The dispute centers on an October email from a Cromwell aide to county law enforcement officials, obtained by Fox News, which stated the Gallatin County Attorney’s Office “does not legally recognize Immigration and Customs Enforcement (ICE) as a law enforcement agency entitled to receive Confidential Criminal Justice Information (CCJI).” The email told county officials that “ICE is only entitled to public documents.”
“I write in response to your office’s determination that [ICE] is not a ‘criminal justice agency’ entitled to receive CCJI absent a court order. Your policy is legally incorrect and inconsistent with both Montana law and governing federal statutes,” Knudsen wrote. “Montana law defines the term ‘criminal justice agency’ as a matter of statute, not local discretion.”
He told Cromwell it is not within the authority of an individual county prosecutor to unilaterally narrow that definition.

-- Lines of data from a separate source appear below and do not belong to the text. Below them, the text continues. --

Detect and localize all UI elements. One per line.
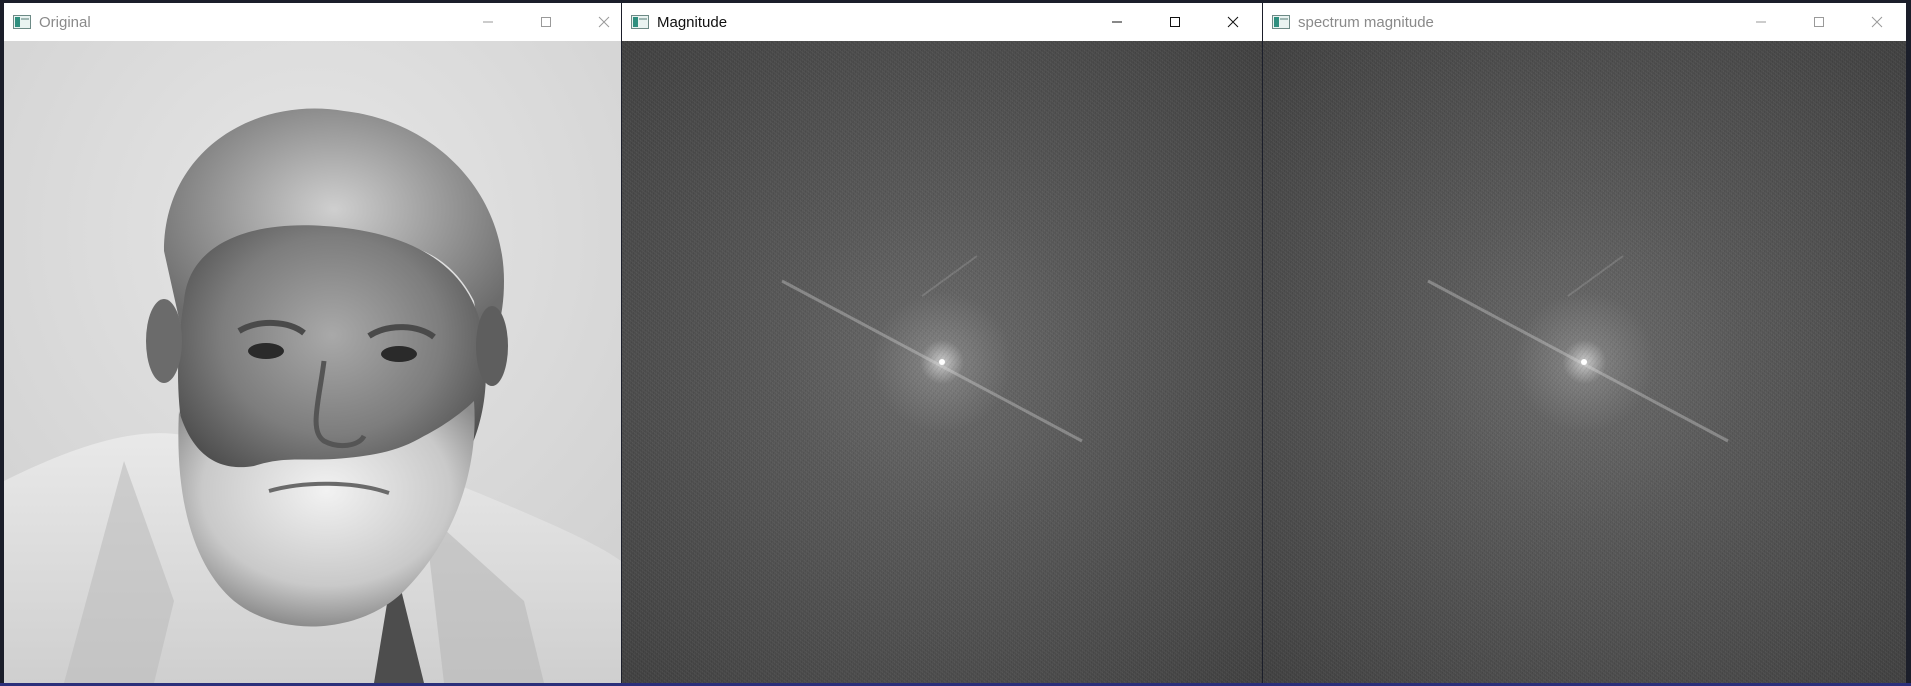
image-canvas (4, 41, 621, 683)
window-magnitude[interactable]: Magnitude (622, 3, 1262, 683)
minimize-icon (483, 21, 493, 23)
window-title: Magnitude (657, 13, 728, 31)
spectrum-streak (1427, 255, 1729, 443)
minimize-icon (1112, 21, 1122, 23)
portrait-photo (4, 41, 621, 683)
desktop: Original Magnitude spectrum magnitude (0, 0, 1911, 686)
maximize-button[interactable] (1146, 3, 1204, 41)
maximize-icon (1814, 17, 1824, 27)
image-canvas (622, 41, 1262, 683)
minimize-icon (1756, 21, 1766, 23)
window-title: spectrum magnitude (1298, 13, 1434, 31)
title-bar[interactable]: Magnitude (622, 3, 1262, 41)
close-button[interactable] (1204, 3, 1262, 41)
close-button[interactable] (1848, 3, 1906, 41)
image-canvas (1263, 41, 1906, 683)
window-spectrum-magnitude[interactable]: spectrum magnitude (1263, 3, 1906, 683)
maximize-button[interactable] (1790, 3, 1848, 41)
app-image-icon (13, 15, 31, 29)
window-title: Original (39, 13, 91, 31)
minimize-button[interactable] (459, 3, 517, 41)
spectrum-streak (781, 255, 1083, 443)
title-bar[interactable]: spectrum magnitude (1263, 3, 1906, 41)
minimize-button[interactable] (1732, 3, 1790, 41)
title-bar[interactable]: Original (4, 3, 621, 41)
window-original[interactable]: Original (4, 3, 621, 683)
maximize-icon (1170, 17, 1180, 27)
maximize-icon (541, 17, 551, 27)
minimize-button[interactable] (1088, 3, 1146, 41)
app-image-icon (631, 15, 649, 29)
close-button[interactable] (575, 3, 621, 41)
close-icon (1871, 16, 1883, 28)
close-icon (598, 16, 610, 28)
maximize-button[interactable] (517, 3, 575, 41)
app-image-icon (1272, 15, 1290, 29)
close-icon (1227, 16, 1239, 28)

ICE, Knudsen wrote, “plainly meets” the statutory definition of a criminal justice agency under Montana law, and Gallatin’s interpretation “endangers public safety” by limiting information sharing with federal agents.
Knudsen also accused the county of engineering the restriction deliberately. The policy, he said, “resembles a ‘sanctuary’ policy in practice, if not in name” and constitutes “a deliberate effort to limit cooperation with federal immigration authorities while avoiding explicit acknowledgment.”
Montana banned sanctuary cities in 2021 under Republican Gov. Greg Gianforte. The law empowers the attorney general to investigate alleged violations and pursue civil action against any state agency or local government that refuses to comply.